I took my first drink of alcohol when I was 14. Looking back now, I was in trouble from the start. I just didn’t know it at the time. Alcohol became a coping mechanism for me after a series of tragic events shook my world when I was 8 or 9. Within an eight-month span, my parents got divorced, my grandfather died and my aunt committed suicide.
Although I grew up in a non-Christian home, I occasionally attended church and came to believe that if I prayed, God would favorably answer my prayers. My parents’ divorce and the deaths of my loved ones led me to the conclusion that if God was all-powerful, he didn’t care, or if he cared, he was powerless to work on my behalf.
I began to deal with these feelings of abandonment and loss by drinking alcohol. I drank off and on through high school. By the time I was 19 or 20, I was drinking every day, all the time. As long as I had the beer I needed, life was just fine. Not even inpatient alcohol treatment could curb my addiction as within two weeks of my release, I went back to drinking. For the next year, I often consumed a case of beer a day.
Realizing that something needed to change, I began attending Alcoholics Anonymous (AA) meetings. What started as a desire to quit drinking became a call to ministry, as my journey to sobriety led me to Jesus.
By attending church with my AA sponsor, I learned that getting clean and sober was a spiritual issue as I dealt with the wreckage of the past. I didn’t trust God because, in my mind, he had only let me down. The first step in my recovery was admitting I had a problem and being honest with myself about my anger with God.
I gave my life to Jesus while attending church with my AA sponsor. Through reading Scripture and talking to others, I gradually learned to trust God. He wanted to heal my hurts, even though not everything turns out the way I want.
Accountability and commitment were key to my recovery from alcoholism. In those early days, I wanted to drink so bad I could taste it. I felt like I was being dismantled as a person, like God was taking me apart and putting me back together in a different way. It was a daily living my way out of the mess I had lived my way into.

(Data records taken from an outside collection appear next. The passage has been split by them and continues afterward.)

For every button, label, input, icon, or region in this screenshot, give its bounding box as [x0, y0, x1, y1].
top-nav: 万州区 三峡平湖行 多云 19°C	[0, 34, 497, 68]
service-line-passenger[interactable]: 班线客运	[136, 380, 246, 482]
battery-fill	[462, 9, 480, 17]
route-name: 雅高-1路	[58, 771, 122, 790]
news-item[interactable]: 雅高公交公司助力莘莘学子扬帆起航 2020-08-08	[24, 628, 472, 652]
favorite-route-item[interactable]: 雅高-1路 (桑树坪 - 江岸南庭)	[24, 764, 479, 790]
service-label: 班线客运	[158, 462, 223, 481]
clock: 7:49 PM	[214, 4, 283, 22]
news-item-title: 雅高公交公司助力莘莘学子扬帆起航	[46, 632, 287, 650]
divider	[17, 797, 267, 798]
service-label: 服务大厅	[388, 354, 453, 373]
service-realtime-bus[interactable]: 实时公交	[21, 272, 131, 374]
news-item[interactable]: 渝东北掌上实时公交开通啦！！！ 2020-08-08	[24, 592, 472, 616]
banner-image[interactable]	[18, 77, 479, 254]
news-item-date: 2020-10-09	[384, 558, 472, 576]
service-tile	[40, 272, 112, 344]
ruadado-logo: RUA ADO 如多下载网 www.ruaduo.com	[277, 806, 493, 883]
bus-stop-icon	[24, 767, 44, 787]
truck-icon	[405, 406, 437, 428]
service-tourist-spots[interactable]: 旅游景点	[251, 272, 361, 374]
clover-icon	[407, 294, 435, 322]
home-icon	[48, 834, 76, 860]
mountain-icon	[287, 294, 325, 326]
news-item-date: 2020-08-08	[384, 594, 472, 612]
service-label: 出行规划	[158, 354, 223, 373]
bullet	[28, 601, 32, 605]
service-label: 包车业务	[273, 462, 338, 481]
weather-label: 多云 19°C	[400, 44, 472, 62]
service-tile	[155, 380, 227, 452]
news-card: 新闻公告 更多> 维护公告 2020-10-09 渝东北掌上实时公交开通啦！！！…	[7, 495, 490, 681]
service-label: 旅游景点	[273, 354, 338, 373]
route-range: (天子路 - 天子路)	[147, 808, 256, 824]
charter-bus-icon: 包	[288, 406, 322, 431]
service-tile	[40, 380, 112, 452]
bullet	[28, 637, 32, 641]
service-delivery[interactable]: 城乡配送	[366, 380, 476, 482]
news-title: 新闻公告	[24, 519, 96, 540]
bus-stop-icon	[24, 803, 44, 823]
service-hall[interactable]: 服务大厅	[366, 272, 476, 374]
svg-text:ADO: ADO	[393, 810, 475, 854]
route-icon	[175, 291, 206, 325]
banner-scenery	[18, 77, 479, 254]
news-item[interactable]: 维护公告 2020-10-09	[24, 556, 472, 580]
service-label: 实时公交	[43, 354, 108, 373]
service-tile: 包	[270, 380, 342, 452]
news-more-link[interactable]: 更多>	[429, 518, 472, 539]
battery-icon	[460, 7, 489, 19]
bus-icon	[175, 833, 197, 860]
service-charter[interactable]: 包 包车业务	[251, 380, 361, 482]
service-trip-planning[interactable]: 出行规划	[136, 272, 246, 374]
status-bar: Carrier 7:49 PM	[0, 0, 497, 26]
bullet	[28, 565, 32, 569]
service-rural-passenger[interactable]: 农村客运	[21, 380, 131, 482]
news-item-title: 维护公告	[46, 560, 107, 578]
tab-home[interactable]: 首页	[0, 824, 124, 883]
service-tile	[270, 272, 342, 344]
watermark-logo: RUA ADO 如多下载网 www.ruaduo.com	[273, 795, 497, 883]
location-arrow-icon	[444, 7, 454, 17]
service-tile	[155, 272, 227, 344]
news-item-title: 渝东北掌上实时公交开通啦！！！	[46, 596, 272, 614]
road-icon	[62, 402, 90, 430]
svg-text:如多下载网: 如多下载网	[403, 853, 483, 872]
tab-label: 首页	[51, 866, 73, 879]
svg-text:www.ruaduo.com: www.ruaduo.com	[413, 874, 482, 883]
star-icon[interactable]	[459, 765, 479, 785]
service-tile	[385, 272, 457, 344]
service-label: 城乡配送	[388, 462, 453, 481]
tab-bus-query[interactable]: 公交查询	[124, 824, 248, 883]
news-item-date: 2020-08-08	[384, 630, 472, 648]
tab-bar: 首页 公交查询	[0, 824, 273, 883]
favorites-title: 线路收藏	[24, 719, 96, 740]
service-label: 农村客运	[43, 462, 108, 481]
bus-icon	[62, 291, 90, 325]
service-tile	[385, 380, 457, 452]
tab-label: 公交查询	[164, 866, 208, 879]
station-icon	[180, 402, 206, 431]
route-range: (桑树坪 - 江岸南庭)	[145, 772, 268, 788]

As I became healthier emotionally and spiritually, I lost my desire to drink. I developed a love for God’s word and his truth. I spent time in prayer and sensed a growing call to ministry. I was baptized, went on a mission trip and served a church internship. Others confirmed my gifts for ministry, leading me to attend Bible college and later, seminary.
Today, my pastoral ministry spans 17 years. Early on, many people from my home church poured their lives into me, and they are a big part of where I am today. Wherever I go, I find myself around people in recovery. My ministry has involved attending AA meetings and volunteering at drug and alcohol treatment centers. Sometimes when people learn I’m a pastor, their curiosity leads them to attend church.
I have been sober for 26 years now. While I don’t talk about it every Sunday when I preach, I do not hide my continual recovery from alcoholism. I’m willing to talk about the struggles I’ve had in the past because God is in the business of taking what we see as our weaknesses or screw-ups in life and turning them around and using them for his good.
Jeff Turner meets weekly with six or seven men at a drug and alcohol treatment center, helping them with the spiritual aspect of getting clean and sober. Turner believes the first step to recovery in any area of life is admitting there is a problem and being honest with oneself, God and others.
Jeff Turner has been pastor of Christ Community Church in Sioux Falls, South Dakota, since 2017. He came to faith in Christ in 1991 while in Alcoholics Anonymous and continues to work with those struggling from drug and alcohol addiction. He is a graduate of Trinity Bible College and Sioux Falls Seminary. He and his wife, Angela, have two children.